Another Layer

It’s interesting that for days I’ve been trying to sit down and write this post.

Normally ideas come into my head and I just write. I don’t overthink it. I sit down, let my fingers hit the keyboard, and trust that whatever needs to come up will.

This one has been different.

Partly because I’ve been spending so much time revisiting my marriage.

I’ve been trying to tell that story so I can continue telling the story of me now.

But sometimes there’s a cost to doing that much heavy lifting.

To revisiting old versions of yourself.
Old decisions.
Old wounds.
Old beliefs.

And whether I realized it or not, I think some of those things have started resurfacing.

Lately I’ve been thinking about dating.

Or more accurately, the lack of it.

I haven’t dated in several years, and for the first time in a long time, I find myself wanting to share part of this journey with someone.

Maybe that’s because of the stories I hear from other travelers.

Two people meet at a hostel.

A few days later they’re inseparable.

One extends their stay.
Maybe both do.

Travel relationships seem to move at warp speed. You skip over much of the small talk because time is limited. There’s an urgency to them.
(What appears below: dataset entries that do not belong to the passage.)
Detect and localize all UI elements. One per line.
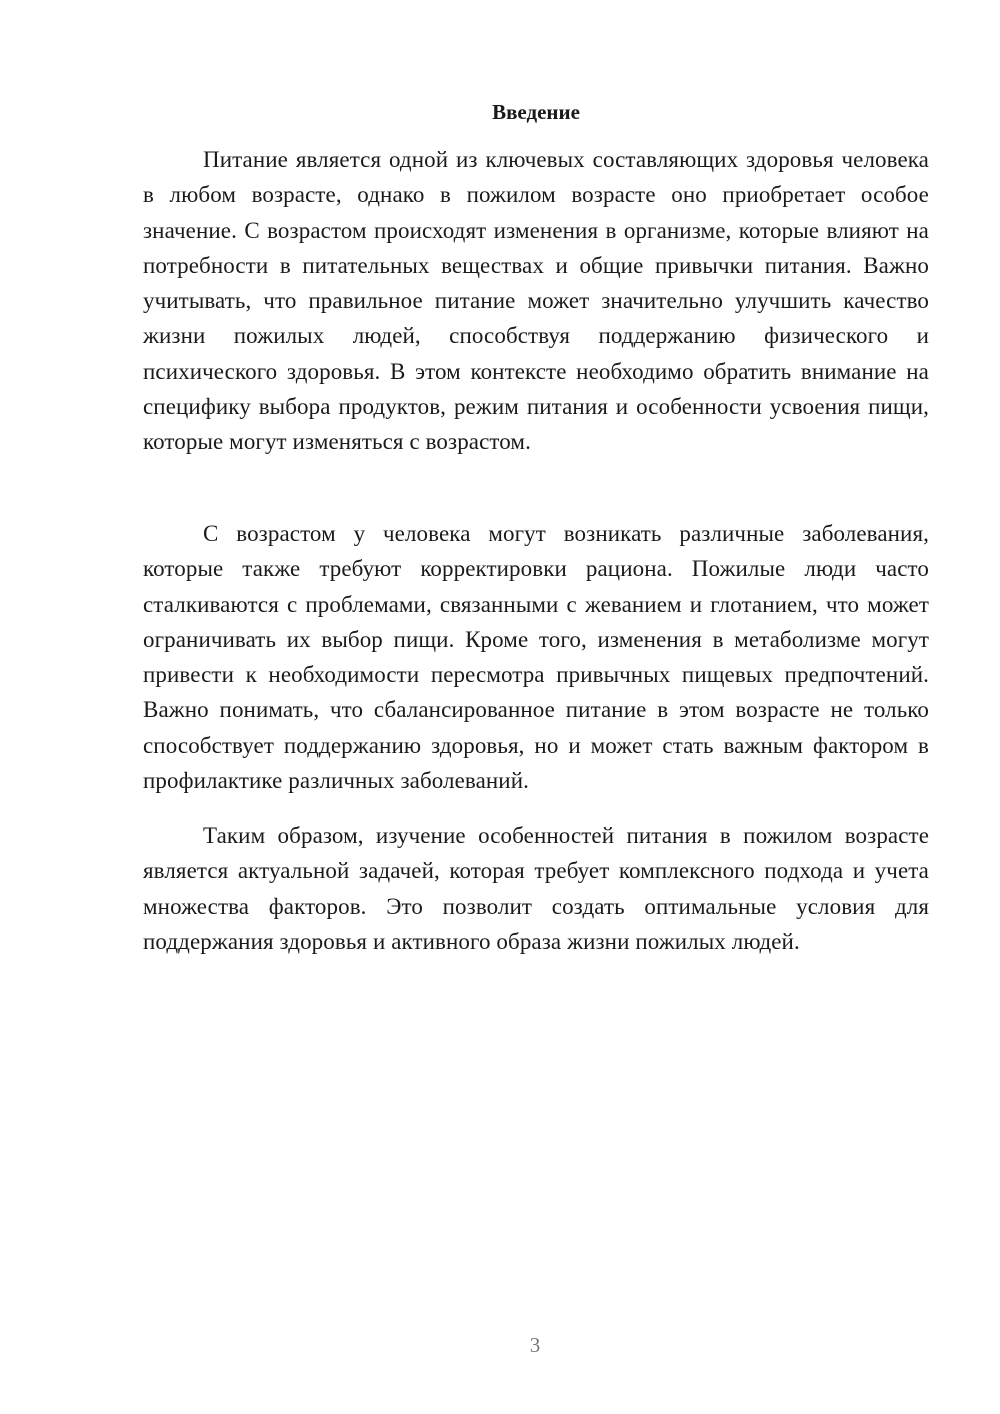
paragraph-1: Питание является одной из ключевых составляющих здоровья человека в любом возрасте, однако в пожилом возрасте оно приобретает особое значение. С возрастом происходят изменения в организме, которые влияют на потребности в питательных веществах и общие привычки питания. Важно учитывать, что правильное питание может значительно улучшить качество жизни пожилых людей, способствуя поддержанию физического и психического здоровья. В этом контексте необходимо обратить внимание на специфику выбора продуктов, режим питания и особенности усвоения пищи, которые могут изменяться с возрастом.	[143, 147, 929, 455]
paragraph-3: Таким образом, изучение особенностей питания в пожилом возрасте является актуальной задачей, которая требует комплексного подхода и учета множества факторов. Это позволит создать оптимальные условия для поддержания здоровья и активного образа жизни пожилых людей.	[143, 823, 929, 954]
page-number: 3	[529, 1333, 541, 1357]
paragraph-2: С возрастом у человека могут возникать различные заболевания, которые также требуют корректировки рациона. Пожилые люди часто сталкиваются с проблемами, связанными с жеванием и глотанием, что может ограничивать их выбор пищи. Кроме того, изменения в метаболизме могут привести к необходимости пересмотра привычных пищевых предпочтений. Важно понимать, что сбалансированное питание в этом возрасте не только способствует поддержанию здоровья, но и может стать важным фактором в профилактике различных заболеваний.	[143, 521, 929, 794]
section-heading: Введение	[492, 100, 580, 124]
A willingness to be vulnerable faster because tomorrow one of you could be on a bus headed in the opposite direction.

And if I’m honest, I’ve spent the last few months wondering why something like that hasn’t happened to me.

Why haven’t I met someone I’m interested in who is equally interested in me?

And before long, down the rabbit hole I go.

Maybe I’m not attractive enough.

Maybe I’m not putting myself out there enough.

Maybe I’m too guarded.

Maybe those experiences are for everyone else.

Not me.


It’s funny how quickly the mind can resurrect stories you thought you buried years ago.

Stories about not being enough.

Stories about being overlooked.

Stories about love, attraction, connection, and worth.

The rational part of me knows better.

But that doesn’t stop those thoughts from appearing.

And I can’t help but wonder if all of this has been amplified by the writing itself.

By spending months reflecting on my marriage.
My divorce.
My relationships.
My beliefs about love.

Maybe all I’ve really done is shine a flashlight into corners I haven’t looked at in a while.

Because lately I’ve found myself sitting in a bubble of self-doubt.

About my appearance.

About my ability to connect.

About whether I’ll experience love—or lust—or deep attraction again.

And what surprises me isn’t that these feelings are here.

It’s that I thought I had already dealt with them.

I thought I had conquered them years ago.

But growth doesn’t work like that.

Growth isn’t linear.

Sometimes we do as much work as we’re capable of doing in one season of our lives.

And then years later, life hands us a new experience, a new perspective, a new challenge, and suddenly we’re invited to look at the same wound from a different angle.

Not because we failed to heal.

But because there is another layer underneath.

Life has a funny way of doing that.

Like an onion, we keep peeling back layers.

Like a mirror, life keeps reflecting things back to us.

And each time it does, we’re given the same choice:

Ignore it.

Or get curious about what it’s trying to show us.